Sedangkan reaksi eksternal muncul dari partai koalisi lain seperti Demokrat. Demokrat menganggap PKS telah berpaling dan tidak lagi memihak kepada kebijakan pemerintah. Partai Demokrat sendiri pun sudah bersikap dingin terhadap PKS dan menyerahkan urusan ini sepenuhnya kepada Susilo Bambang Yudhoyono (SBY) sebagai Ketua Umum Demokrat. Namun hingga sekarang, SBY masih meminta PKS untuk tetap komitmen terhadap kontrak koalisi yang telah dibangun dan belum mengeluarkan keputusan terkait dengan wacana keluarnya PKS dari koalisi[13].
Beberapa pihak menilai bahwa keputusan PKS untuk keluar dari koalisi sudah tidak relevan lagi. Hal ini dipicu dengan hadirnya kasus korupsi yang tengah menimpa PKS. Sehingga, jika PKS ingin keluar koalisi pada saat itu, maka hal ini justru akan memperburuk citra PKS. Selain itu, PKS juga akan kehilangan sumber daya kekuasaannya seiring dengan berakhirnya kiprah tiga kader PKS dalam kabinet. Dan secara tidak langsung, upaya PKS untuk memperoleh suara pada pemilu selanjutnya akan lebih sulit. Hal ini dikarenakan ketatnya persaingan dengan partai-partai lain yang koalisinya lebih terbangun.

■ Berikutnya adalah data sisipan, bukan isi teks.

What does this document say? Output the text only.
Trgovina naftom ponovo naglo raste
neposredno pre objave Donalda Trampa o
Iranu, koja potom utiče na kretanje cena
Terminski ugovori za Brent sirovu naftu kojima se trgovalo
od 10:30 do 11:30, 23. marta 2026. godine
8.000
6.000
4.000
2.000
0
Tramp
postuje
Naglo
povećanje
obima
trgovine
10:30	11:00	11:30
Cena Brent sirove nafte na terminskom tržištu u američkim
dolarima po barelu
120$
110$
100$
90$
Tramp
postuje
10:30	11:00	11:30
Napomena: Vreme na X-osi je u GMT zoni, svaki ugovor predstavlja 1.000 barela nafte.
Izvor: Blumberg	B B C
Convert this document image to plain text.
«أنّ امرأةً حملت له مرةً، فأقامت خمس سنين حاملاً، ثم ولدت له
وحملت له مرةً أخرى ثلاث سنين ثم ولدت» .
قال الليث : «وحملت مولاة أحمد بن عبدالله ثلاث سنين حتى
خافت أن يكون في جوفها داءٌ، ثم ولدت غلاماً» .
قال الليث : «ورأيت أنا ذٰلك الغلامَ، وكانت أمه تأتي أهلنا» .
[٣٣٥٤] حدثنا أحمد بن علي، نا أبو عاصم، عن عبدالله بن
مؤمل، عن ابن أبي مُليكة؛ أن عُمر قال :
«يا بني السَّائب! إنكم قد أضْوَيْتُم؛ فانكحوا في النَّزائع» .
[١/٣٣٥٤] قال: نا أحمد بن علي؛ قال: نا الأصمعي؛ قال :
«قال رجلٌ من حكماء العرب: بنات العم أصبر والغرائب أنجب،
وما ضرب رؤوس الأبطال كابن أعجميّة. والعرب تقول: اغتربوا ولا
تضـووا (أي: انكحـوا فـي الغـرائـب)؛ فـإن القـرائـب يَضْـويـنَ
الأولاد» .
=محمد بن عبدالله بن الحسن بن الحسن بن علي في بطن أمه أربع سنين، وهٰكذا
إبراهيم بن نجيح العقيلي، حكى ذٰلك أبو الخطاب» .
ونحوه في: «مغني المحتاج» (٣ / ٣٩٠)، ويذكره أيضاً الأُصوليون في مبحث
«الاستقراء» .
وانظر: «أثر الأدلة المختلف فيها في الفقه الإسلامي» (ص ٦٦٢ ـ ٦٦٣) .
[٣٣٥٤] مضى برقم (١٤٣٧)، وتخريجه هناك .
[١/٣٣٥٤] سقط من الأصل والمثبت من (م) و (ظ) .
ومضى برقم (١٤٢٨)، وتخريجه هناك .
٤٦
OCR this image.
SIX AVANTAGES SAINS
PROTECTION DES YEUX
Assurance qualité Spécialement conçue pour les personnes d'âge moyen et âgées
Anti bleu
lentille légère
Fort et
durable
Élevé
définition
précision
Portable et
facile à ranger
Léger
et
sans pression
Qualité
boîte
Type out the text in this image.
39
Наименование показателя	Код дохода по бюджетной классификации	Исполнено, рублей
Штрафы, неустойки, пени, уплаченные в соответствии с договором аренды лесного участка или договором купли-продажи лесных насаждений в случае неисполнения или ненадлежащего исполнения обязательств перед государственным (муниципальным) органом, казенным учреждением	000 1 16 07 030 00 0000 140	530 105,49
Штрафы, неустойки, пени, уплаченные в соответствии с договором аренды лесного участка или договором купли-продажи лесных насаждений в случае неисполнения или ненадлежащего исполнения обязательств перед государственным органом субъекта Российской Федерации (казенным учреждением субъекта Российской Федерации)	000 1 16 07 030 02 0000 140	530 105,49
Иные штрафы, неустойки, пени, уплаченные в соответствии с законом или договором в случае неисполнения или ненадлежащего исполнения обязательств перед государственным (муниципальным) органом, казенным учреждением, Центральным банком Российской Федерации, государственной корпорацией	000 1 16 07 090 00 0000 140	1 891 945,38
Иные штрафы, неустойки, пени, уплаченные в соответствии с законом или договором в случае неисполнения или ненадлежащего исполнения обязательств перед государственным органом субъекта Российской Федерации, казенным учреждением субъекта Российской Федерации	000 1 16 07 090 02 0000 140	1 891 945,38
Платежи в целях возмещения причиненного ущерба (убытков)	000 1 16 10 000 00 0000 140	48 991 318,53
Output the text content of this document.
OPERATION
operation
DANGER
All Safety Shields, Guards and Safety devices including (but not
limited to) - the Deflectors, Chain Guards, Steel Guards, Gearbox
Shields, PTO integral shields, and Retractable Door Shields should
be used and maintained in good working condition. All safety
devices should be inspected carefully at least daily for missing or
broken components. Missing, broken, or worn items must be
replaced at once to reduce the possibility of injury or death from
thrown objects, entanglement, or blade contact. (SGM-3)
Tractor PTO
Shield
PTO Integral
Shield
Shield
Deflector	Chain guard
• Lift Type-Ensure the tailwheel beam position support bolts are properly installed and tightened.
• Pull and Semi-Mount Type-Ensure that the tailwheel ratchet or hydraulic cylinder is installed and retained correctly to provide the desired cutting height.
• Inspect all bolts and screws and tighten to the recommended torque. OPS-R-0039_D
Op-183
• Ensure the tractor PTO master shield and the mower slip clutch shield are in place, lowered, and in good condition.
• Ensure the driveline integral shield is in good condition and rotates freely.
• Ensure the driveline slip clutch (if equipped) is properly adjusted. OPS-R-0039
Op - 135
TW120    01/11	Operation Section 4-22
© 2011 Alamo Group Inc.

Tidak hanya masalah koalisi, baru-baru ini PKS dilanda kasus korupsi. Kasus yang tengah menggeruguti salah satu petinggi PKS ini telah mencoreng nama PKS di mata publik. Pasalnya, penangkapan KPK terhadap Ahamad Fathanah bersama barang bukti berupa uang senilai Rp. 1 milyar dari petinggi PT. Indoguna Utama-Perusahaan Impor Daging Sapi, Arya Abdi Effendy dan Juard Effendy yang diduga diperuntukkan buat Luthfi Hasan Ishaaq (LHI), mantan Ketua Umum PKS[14]. Setelah melakukan penyidikkan lebih lanjut, LHI akhirnya dinyatakan sebagai tersangka kasus suap impor daging sapi dan pidana pencucian uang.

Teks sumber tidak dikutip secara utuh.